Re: Interludio 3. Atando cabos

#6

Mensaje por Justycar » 22 Jun 2021, 14:54

https://www.youtube.com/watch?v=HgovvJVgopk


Laurent vaciló unos segundos antes de responder, sentía que poco a poco estaba desprendiéndose de partes de su alma, vaciándose a sí mismo. Sonrió al tiempo que contemplaba el cuadro y buscaba algún portaplanos en refugio, seguro que había alguno.

-Tienes razón, Larsson podría comprar esta obra maestra venida de otra época, ganarías una fortuna, pero tendría que interceder y no tenemos tiempo. Coge la carpeta negra y llévasela Job, pídele que ponga a tu familia bajo la protección de la Capilla a cambio y habla con ellos, afronta tu vergüenza, demuéstrales que te importan y no dejas que paguen por nuestros errores.

El francés enrolló el lienzo con un cuidado ceremonial y lo metió en aquel tubo en el que estaría protegido, al hacerlo, fue como poner a salvo a su amigo, cuyo rostro macilento mostraban aquellas pinceladas de óleo sobre la tela. Con aquel mismo cariño se estaba despidiendo de él, mostrando algunas de las pocas virtudes que formaban parte de su personalidad y que, tanto Álex como Jaspers, se habían encargado de descubrir.

-Vamos, te pido un taxi - dijo mientras le acompañaba a la puerta. Y una vez allí, añadió- ¿Sabes qué? No necesitas esa mierda para seguir adelante, ni nunca me has necesitado a mí, tampoco. Eres un tipo duro, íntegro, cuida de tu familia y asegúrate de que sean felices.

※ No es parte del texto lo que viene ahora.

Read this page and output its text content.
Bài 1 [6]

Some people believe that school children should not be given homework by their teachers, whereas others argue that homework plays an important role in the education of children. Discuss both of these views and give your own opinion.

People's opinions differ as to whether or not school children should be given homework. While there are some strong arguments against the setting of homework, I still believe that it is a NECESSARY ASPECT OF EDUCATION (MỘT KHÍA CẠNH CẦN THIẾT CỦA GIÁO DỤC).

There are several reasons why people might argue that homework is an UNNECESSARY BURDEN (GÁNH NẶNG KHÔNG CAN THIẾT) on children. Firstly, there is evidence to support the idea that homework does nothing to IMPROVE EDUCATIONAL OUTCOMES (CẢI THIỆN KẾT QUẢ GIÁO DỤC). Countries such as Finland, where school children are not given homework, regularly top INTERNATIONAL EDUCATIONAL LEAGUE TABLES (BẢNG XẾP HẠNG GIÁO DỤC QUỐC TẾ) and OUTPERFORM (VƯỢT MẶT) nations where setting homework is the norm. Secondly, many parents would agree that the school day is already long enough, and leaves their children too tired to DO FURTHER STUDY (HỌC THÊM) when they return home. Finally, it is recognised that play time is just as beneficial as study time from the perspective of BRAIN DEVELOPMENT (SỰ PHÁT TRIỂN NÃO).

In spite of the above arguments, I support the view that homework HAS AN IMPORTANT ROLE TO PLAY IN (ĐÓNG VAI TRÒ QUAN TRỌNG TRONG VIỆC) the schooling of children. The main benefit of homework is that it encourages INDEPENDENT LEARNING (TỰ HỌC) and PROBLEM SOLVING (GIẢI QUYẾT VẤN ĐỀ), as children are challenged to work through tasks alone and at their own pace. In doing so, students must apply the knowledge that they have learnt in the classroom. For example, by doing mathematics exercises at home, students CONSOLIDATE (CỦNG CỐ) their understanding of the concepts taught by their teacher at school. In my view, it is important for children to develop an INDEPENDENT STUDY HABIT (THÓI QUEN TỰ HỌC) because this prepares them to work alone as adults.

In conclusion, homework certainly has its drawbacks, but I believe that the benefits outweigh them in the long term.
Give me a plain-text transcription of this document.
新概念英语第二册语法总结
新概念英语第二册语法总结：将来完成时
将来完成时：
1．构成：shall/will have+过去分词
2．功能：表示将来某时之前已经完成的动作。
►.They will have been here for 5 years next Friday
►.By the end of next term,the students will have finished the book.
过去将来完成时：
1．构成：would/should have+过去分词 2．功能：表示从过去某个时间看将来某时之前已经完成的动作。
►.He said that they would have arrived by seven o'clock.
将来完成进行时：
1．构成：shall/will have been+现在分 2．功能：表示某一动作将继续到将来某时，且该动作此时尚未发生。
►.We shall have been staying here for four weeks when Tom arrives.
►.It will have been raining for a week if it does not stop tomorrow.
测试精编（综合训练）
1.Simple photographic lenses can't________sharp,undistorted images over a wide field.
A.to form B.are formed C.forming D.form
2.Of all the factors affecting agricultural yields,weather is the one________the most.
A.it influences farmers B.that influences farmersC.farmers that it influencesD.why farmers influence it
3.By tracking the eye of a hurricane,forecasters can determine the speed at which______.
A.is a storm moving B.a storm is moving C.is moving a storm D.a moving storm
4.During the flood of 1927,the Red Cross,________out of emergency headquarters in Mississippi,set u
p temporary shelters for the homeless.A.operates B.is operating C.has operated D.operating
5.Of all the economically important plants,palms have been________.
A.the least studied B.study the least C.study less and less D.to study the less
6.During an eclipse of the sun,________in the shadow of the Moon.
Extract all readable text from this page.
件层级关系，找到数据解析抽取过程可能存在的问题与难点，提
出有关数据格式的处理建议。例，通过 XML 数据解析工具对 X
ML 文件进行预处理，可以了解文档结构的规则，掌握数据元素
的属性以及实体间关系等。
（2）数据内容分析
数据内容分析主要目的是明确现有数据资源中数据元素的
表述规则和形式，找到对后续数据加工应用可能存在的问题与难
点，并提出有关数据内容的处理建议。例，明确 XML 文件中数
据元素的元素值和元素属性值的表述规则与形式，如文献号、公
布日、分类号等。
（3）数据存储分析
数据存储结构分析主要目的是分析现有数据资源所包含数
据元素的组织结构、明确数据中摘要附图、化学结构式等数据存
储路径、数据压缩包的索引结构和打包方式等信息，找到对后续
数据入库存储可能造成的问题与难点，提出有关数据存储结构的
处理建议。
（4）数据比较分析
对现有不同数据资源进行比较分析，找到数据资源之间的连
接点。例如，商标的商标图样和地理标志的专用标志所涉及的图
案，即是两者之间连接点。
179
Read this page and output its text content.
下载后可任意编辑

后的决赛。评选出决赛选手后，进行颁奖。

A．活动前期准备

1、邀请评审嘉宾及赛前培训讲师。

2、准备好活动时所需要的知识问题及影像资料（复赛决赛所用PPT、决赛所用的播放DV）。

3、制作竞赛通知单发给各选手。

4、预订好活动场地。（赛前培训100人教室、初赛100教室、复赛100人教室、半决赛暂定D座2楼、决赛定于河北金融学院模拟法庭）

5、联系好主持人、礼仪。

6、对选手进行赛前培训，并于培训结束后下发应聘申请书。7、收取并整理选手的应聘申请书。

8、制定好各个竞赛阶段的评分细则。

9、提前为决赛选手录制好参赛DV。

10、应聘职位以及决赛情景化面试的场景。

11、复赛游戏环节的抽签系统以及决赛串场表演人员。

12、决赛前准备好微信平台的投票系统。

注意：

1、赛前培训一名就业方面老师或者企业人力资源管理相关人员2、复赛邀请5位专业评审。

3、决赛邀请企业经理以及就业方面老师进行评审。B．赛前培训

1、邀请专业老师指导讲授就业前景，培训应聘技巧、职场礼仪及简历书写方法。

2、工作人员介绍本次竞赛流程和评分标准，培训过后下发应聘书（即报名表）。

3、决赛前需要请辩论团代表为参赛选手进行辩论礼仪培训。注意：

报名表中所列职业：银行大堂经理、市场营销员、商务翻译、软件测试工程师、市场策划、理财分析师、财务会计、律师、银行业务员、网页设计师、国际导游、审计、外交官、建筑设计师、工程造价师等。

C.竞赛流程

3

Jasper Rohde (Jebediah_Gogorah)
Caitiff Programador

Re: Interludio 3. Atando cabos

#7

Mensaje por Jebediah_Gogorah » 22 Jun 2021, 18:06

{ https://www.youtube.com/watch?v=cG8ZQkeZvzc - Devils and Dust by Bruce Springsteen }

Una vez más su amigo había desequilibrado la balanza, ayudándole a tomar una decisión. Abriéndole una puerta en la ratonera mental en las que se solía meter. Laurent mantenía la frialdad que aun nórdico se le suponía, pero en un corazón caliente, con la querencia intima por su núcleo más cercano, más o menos demostrable, que al latino se le sabe.

- Espero que te sirva de recuerdo... - dijo con funesto tono señalándo el cuadro mientras el galo lo enrollaba. - Al menos ahi, se vislumbra felicidad...

Recogió sus cosas con cierta pereza mal disimulada. En realidad quería extender los últimos momentos de convivencia con Malalt. Algo en su interior sabía que había llegado el momento de separar sus caminos, y las gotas de lluvía se mostraban juguetonas como aquella noche en el parque, cuando lo conocía, y dejó caer su máscara de fantasma villano. - Hablaré al no tan pequeño Klaus de su tio Laurent... - las frases de despedida se amontonaban en su cabeza, sin encontrar la adecuada. Y asi quedó en blanco, como su cabeza. En silencio.

En la puerta se giró por última vez y escuchó las últimas instrucciones de jefe y los últimos consejos de amigo. Escuchó sus palabras de redención y liberación, pero el tipo duro que anunciaba el volgirre parecía desmoronarse en emociones en aquel momento, donde las lágrimas rojas asomaban en el balcón de sus ojos. Le hubiera gustado decir algo más, pero solo le salió un: "-Gracias". Luego rompió aquella barrera física y le dio un profundo abrazo hasta el punto de la incomodidad, donde solo el claxón del taxi pudo romper.

Tiró el petate en su interior, y con una pierna ya dentro del coche, se giró y le dijo con voz rota: - Siempre te he necesitado, a tí y a Alex... aunque no lo creáis habeís sido dos faros en mi neblinosa no vida. Cuidate, por favor, encuentra a Kat y escapa con ella. Ambos merecéis un descanso fuera de toda esta mierda de maquinaciones y problemas. Al fin y al cabo, amigo, tienes toda una eternidad por delante.

Montó en el coche, y desapareció. Apretó la carpeta negra con todas sus fuerzas. Como el náufrago a su tabla. Como un clavo ardiendo. Como el inequivoco simbolo de la amistad.